Switching from metal components to resin components has recently been actively studied for the purposes of weight saving and cost reduction. The studies have led to practical use of vehicle components, industrial components, and electrical and electronic components formed using a thermoplastic resin such as a polyamide resin, a polycarbonate resin, and a polyacetal resin. Also for use as sliding members including gears and bearing retainers, metal sliding members have been more and more replaced by resin sliding members. These thermoplastic resins, however, are insufficient in sliding properties, as the sliding members are used under high load, high temperature, and high-speed rotation conditions. Thermoplastic resins therefore may cause problems such as wear, fusion, cracking, and chipping.
Meanwhile, fluororesins are excellent in sliding properties, heat resistance, chemical resistance, solvent resistance, weather resistance, flexibility, electrical properties, and other properties, and are thus used in a variety of fields including cars, industrial machines, OA equipment, and electrical and electronic equipment. Particularly, fluororesins have excellent sliding properties, and are one of the resins having a notably low friction coefficient. Fluororesins, however, have inferior mechanical properties and physical heat resistance represented by deflection temperature under load, compared to crystalline heat-resistant thermoplastic resins in many cases. Also, in some cases, fluororesins have inferior dimensional stability compared to amorphous heat-resistant thermoplastic resins. Hence, the range of use of fluororesins has been limited.
Accordingly, thermoplastic resins have been studied for the purpose of improving their sliding properties and applying them to sliding members in wider fields. For example, Patent Literature 1 discloses a resin composition containing 1 to 50 parts by weight in total of a fluororesin and graphite for each 100 parts by weight of a resin composition that consists of 60 to 99 parts by weight of a thermoplastic resin having a heat deformation temperature of 100° C. or higher and 40 to 1 part by weight of carbon fibers. Patent Literature 2 discloses a resin composition containing a thermoplastic resin (A) having a molding temperature of 300° C. or higher, and a polymer (B) obtained by polymerization of an essential component of fluoroacryl α-fluoroacrylate that has a specific structure.
Fluororesins are also known to be added to a thermoplastic resin for purposes other than improvement of the sliding properties. For example, Patent Literature 3 discloses a technique of improving the mold-processability, including decreasing the extrusion pressure and extrusion torque, in the mold-processing of engineering plastics. The technique includes adding 0.005 to 1% by mass of a fluoropolymer based on the total mass of the engineering plastics and the fluoropolymer. Patent Literature 4 discloses a technique of mixing PEEK resin fine powder in a water dispersion of a PFA resin at a PFA:PEEK weight ratio of 75:25 to 70:30, directly applying the dispersion to a roughened metal surface in accordance with common methods, and baking the resulting product, so that a PFA-PEEK compound coating film having adhesion durability is formed.
Polyether ether ketone (PEEK) resin has comparatively favorable sliding properties among the thermoplastic resins, and thus has been put into practical use for sliding members such as a gear and a bearing retainer.
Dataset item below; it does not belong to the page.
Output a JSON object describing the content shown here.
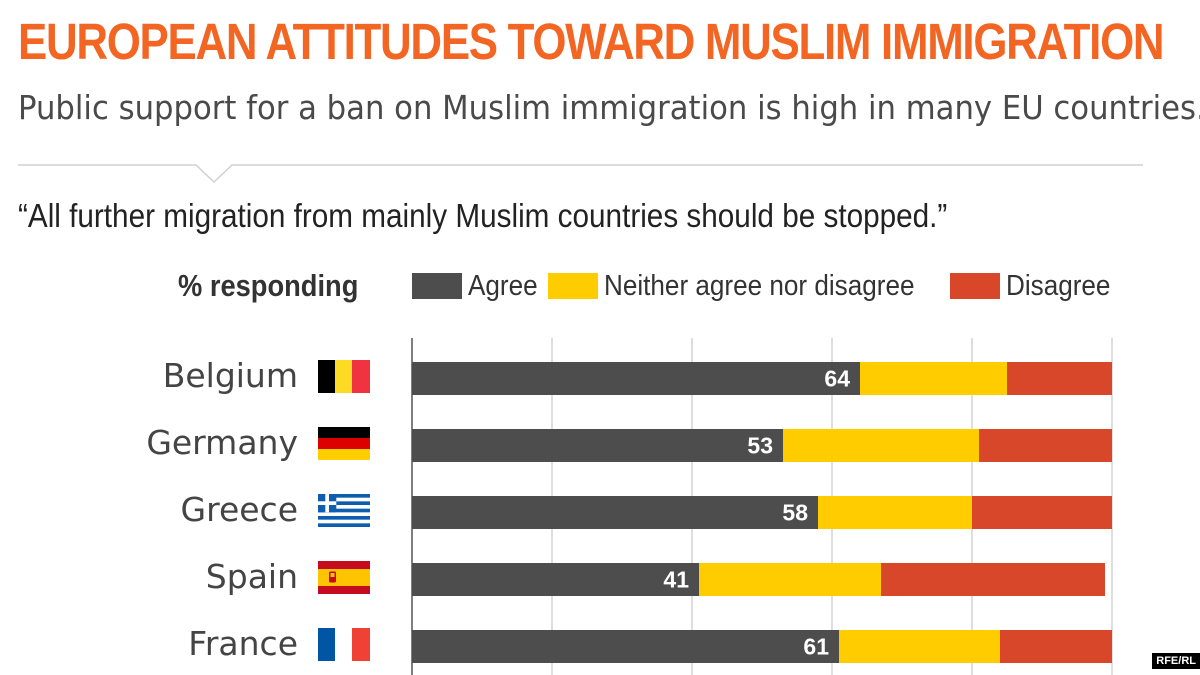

The sliding properties, however, are not sufficient under severe sliding conditions such as high load. To improve the sliding properties of PEEK, PEEK compositions containing PTFE powder were developed and are available. The PEEK compositions containing PTFE powder indeed have a decreased coefficient of kinetic friction, but have low sliding properties which are represented by a limiting PV value. For this reason, the sliding properties are desired to be further improved.